Nice. Minor nitpick, please make the width and height of an image an int instead of s size_t. We've had numerous discussions about this: https://forum.dlang.org/post/ifjiebtudbyrnaxgmzbp forum.dlang.org https://github.com/lgvz/imageformats/issues/24
Jul 01 2016
prev sibling parent reply Leandro Lucarella <llucax gmail.com> writes:
On Thursday, 30 June 2016 at 21:35:37 UTC, Benjamin Schaaf wrote:
 Alongside I've also written (an admittedly hacky) sphinx 
 (http://www.sphinx-doc.org/en/stable/) extension that provides 
 a domain and autodocumenter for D, using libdparse and pyd.
Where can I get the Sphinx extension? :-D
Jul 01 2016
parent Benjamin Schaaf <ben.schaaf gmail.com> writes:
On Friday, 1 July 2016 at 23:37:59 UTC, Leandro Lucarella wrote:
 On Thursday, 30 June 2016 at 21:35:37 UTC, Benjamin Schaaf 
 wrote:
 Alongside I've also written (an admittedly hacky) sphinx 
 (http://www.sphinx-doc.org/en/stable/) extension that provides 
 a domain and autodocumenter for D, using libdparse and pyd.
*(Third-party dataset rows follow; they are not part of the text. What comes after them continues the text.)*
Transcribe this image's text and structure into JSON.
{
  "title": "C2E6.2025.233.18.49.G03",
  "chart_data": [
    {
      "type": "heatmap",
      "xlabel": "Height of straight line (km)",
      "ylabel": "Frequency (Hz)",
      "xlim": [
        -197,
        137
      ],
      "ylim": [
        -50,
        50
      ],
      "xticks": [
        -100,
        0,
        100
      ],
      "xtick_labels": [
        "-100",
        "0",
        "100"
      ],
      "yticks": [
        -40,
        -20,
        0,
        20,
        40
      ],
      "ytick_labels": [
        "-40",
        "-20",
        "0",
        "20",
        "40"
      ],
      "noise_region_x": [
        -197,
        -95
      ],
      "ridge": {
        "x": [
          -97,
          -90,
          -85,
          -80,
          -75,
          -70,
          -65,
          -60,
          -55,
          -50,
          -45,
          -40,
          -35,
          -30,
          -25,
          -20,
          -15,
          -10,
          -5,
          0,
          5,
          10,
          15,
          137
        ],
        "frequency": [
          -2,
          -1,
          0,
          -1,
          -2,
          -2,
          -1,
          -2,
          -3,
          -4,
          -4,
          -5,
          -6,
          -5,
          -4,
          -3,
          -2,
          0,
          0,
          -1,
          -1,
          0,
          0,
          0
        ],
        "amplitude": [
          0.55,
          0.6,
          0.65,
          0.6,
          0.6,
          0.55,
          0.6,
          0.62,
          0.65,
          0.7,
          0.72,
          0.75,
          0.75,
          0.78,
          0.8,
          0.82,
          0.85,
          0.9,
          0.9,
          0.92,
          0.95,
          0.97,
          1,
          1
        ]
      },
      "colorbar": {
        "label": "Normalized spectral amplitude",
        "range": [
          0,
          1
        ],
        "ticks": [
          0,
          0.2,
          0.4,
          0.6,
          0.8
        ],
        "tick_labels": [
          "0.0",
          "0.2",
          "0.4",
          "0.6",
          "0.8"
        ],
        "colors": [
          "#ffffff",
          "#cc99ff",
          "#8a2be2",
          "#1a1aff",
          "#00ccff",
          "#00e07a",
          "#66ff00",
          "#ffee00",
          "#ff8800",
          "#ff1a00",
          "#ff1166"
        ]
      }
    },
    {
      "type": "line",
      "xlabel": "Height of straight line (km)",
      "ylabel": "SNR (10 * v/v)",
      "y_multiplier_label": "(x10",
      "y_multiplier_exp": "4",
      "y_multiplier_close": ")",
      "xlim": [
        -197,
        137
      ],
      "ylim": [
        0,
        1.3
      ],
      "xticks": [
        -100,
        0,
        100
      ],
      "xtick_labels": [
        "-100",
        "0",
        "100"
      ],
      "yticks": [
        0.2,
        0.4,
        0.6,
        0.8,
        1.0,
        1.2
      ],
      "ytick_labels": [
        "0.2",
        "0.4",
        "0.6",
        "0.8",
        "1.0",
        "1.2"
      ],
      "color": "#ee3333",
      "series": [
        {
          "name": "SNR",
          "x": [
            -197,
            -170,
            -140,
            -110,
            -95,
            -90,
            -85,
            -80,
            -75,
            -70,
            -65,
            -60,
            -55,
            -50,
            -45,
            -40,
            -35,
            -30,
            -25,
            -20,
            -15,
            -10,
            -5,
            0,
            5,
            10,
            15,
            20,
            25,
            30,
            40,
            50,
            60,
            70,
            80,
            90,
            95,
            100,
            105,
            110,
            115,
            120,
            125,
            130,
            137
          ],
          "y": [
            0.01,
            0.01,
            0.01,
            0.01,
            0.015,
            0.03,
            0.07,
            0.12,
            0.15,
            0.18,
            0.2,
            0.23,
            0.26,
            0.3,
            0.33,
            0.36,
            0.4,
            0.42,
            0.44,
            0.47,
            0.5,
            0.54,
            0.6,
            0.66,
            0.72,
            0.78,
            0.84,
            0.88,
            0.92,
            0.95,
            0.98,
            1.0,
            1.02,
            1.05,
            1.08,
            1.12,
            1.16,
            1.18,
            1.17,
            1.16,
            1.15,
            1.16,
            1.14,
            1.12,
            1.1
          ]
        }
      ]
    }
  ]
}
Where can I get the Sphinx extension? :-D
https://github.com/BenjaminSchaaf/sphinxddoc It has a sphinx language domain for D and an autodocumenter. I've written a python extension using pyd and libdparse to parse D source into a consumable json format. I then use that output to autodocument the code. Its a bit of a hack, but I find having proper control of the output and being able to use sphinx themes is worth it compared to the alternative.